Zum Inhalt der Seite

Happy ohne Ende?

von

.
.
.
.
.
.
.
.
.
.

Seite 1 / 1   Schriftgröße:   [xx]   [xx]   [xx]

Anruf aus der Vergangenheit

Ich bleibe an dieser Stelle standhaft: Keine der in meiner Story vorkommenden Personen gehört mir und alles, was hier zu lesen ist, ist definitiv frei erfunden und entspricht zu keinem Zeitpunkt der Wahrheit.
 

„Hola?“
 

Nichts.
 

„Hallo?“
 

Ihre Stimme klang bei der erneuten Frage unsicher und brüchig, fast als fürchtete sie, dass der Anrufer es sich anders überlegen und wieder auflegen würde. Innerlich war sie zerrissen, ob eine Verzögerung des Gespräches nun gut oder schlecht wäre. Vermutlich irgendwie beides zur gleichen Zeit.
 

Immer noch stille. Am anderen Ende der Leitung konnte Lena leises Rascheln und tiefe Atemzüge hören. So als versuchte sich da jemand an meditativen Beruhigungsmethoden um emotionalen Stress abzubauen.
 

Das zauberte ihr ein kleines, einsames Lächeln aufs Gesicht, was jedoch nach ein paar Sekunden weiter anhaltender Stille wieder verschwand. Warum redete er nicht mit ihr?
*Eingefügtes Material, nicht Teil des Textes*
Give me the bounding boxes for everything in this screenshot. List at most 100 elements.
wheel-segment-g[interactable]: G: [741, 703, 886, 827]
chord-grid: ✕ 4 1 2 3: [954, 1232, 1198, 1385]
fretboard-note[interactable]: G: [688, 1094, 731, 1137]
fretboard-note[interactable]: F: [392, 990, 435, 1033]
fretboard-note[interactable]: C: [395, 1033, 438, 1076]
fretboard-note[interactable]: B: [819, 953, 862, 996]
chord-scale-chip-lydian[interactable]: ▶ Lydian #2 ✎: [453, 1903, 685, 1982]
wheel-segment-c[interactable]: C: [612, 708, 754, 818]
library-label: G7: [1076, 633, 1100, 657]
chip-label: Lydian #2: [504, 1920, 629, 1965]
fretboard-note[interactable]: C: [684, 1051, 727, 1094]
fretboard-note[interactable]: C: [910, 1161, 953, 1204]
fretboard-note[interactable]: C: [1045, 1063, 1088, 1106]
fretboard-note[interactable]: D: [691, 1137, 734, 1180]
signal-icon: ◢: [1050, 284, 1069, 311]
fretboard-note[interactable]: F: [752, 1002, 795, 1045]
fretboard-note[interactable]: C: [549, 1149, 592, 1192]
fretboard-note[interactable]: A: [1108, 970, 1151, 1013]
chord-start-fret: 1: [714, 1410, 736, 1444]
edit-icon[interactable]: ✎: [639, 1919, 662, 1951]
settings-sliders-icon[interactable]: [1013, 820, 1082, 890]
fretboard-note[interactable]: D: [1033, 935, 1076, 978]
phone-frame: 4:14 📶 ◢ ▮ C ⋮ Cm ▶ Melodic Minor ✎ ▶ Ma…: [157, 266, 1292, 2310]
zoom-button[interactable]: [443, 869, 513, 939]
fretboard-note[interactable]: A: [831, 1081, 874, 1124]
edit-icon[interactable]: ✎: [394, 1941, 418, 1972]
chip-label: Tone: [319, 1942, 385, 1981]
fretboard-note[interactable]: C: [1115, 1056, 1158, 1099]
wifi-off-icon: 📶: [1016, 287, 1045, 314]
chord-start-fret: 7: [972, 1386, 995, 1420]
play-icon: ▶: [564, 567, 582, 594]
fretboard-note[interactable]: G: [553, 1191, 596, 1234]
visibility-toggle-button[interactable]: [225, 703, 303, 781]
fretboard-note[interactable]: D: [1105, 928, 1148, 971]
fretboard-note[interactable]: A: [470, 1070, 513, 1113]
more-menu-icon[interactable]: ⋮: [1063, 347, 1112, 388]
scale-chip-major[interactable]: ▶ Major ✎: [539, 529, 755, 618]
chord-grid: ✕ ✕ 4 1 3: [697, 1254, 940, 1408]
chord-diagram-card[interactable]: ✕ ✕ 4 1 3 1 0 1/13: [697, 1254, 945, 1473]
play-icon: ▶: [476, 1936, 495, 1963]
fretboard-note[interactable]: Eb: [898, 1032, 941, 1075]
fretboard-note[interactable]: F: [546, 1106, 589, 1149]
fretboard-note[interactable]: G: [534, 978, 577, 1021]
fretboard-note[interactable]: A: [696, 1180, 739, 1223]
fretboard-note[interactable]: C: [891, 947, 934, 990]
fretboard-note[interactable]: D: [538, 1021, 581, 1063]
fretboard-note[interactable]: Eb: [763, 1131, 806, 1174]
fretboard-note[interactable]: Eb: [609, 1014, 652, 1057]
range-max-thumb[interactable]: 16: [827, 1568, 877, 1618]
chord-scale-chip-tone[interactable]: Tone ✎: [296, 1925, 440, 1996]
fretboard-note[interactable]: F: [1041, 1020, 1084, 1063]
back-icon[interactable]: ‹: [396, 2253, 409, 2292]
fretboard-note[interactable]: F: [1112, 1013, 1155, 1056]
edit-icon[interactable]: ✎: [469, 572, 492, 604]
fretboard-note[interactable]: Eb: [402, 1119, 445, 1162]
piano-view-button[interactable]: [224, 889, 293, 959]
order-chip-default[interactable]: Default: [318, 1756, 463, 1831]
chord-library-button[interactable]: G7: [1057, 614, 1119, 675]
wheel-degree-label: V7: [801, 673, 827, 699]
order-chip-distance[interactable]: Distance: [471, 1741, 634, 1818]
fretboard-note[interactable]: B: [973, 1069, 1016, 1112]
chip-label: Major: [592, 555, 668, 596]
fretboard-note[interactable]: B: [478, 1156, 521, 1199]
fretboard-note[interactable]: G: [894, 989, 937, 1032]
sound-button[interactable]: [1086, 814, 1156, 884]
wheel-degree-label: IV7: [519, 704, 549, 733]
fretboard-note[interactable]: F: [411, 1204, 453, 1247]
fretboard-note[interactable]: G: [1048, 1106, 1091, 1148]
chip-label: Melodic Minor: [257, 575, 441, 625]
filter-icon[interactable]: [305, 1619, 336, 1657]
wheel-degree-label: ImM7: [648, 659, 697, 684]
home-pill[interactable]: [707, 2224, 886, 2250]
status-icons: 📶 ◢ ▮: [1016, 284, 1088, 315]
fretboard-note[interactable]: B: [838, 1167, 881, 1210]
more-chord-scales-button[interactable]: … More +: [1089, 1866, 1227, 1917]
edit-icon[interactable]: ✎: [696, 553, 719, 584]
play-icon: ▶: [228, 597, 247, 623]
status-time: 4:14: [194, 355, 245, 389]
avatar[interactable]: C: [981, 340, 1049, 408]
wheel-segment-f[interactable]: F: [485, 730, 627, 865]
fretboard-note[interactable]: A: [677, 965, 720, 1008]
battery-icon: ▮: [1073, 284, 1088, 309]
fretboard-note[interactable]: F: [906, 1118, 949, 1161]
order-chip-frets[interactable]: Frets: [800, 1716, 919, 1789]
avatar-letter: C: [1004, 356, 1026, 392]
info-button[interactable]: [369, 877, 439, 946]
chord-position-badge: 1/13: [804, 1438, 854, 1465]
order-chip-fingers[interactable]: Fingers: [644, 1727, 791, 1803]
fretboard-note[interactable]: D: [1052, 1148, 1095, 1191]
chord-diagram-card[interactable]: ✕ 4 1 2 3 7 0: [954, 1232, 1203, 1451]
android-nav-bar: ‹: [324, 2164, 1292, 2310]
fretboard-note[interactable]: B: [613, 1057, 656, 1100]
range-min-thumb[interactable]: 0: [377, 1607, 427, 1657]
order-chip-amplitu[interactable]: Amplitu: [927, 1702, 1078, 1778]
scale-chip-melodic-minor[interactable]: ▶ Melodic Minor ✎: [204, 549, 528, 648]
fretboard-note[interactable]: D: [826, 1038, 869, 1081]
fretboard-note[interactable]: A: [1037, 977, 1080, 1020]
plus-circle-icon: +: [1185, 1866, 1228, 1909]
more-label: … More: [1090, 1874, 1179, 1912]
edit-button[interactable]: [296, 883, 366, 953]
Lena hatte mittlerweile das Wohnzimmer verlassen und stand jetzt im kalten Flur an die Wand gelehnt. Sie wollte nicht, dass einer der Jungs, womöglich noch ihr Bruder, oder Petra dieses Gespräch mitbekamen, auch wenn Lena natürlich die fragenden Blicke bemerkt hatte, die sie ihr alle mehr oder minder auffällig zugeworfen hatten. Doch für beruhigende Handzeichen oder so etwas war keine Zeit gewesen. Danach stand Lena gerade auch nicht der Kopf, denn dieses Gespräch würde bestimmt nicht ruhig ablaufen. Was, wenn sie durch ihre überstürzte Flucht aus Barcelona alles kaputt gemacht hatte? Wenn er ihr nicht verzieh? Damit konnte sie nicht leben, nicht schon wieder. Nicht noch einmal. Solch einen Fehler hatte sie schon einmal vor langer Zeit gemacht und danach hatte sie sich geschworen es nie wieder zu tun. Dafür war der Preis, den sie hatte zahlen müssen, einfach viel zu hoch gewesen.
 

„Leo? Verdammt noch mal rede mit mir!“
 

Leise hauchte Lena den Namen ihres besten Freundes ins Telefon und hoffte, dass er jetzt endlich reagieren würde. Und ihr Flehen blieb nicht unbeachtet.
 

„Si, mi corazón.“
 

Mein Herz. Ja, das war der Spitzname, den er ihr vor einer gefühlten Ewigkeit gegeben hatte. Damals, als sie wie ein Häufchen Elend in Barcelona angekommen war und nicht gewusst hatte, wie sie ihr neues Leben meistern sollte. Was sie aus ihrem leben machen sollte. Desillusioniert und verzweifelt. Als Kummer, Schmerz und teilweise sogar Wut ihre Welt beherrscht hatten. Und diese unglaubliche Sehnsucht, die Lena in der ersten Zeit nie hatte vergessen können. Sehnsucht nach Mailand, Sehnsucht nach ihrer zweiten „Familie“, auch wenn ihr die Gedanken an sie oftmals Weh taten.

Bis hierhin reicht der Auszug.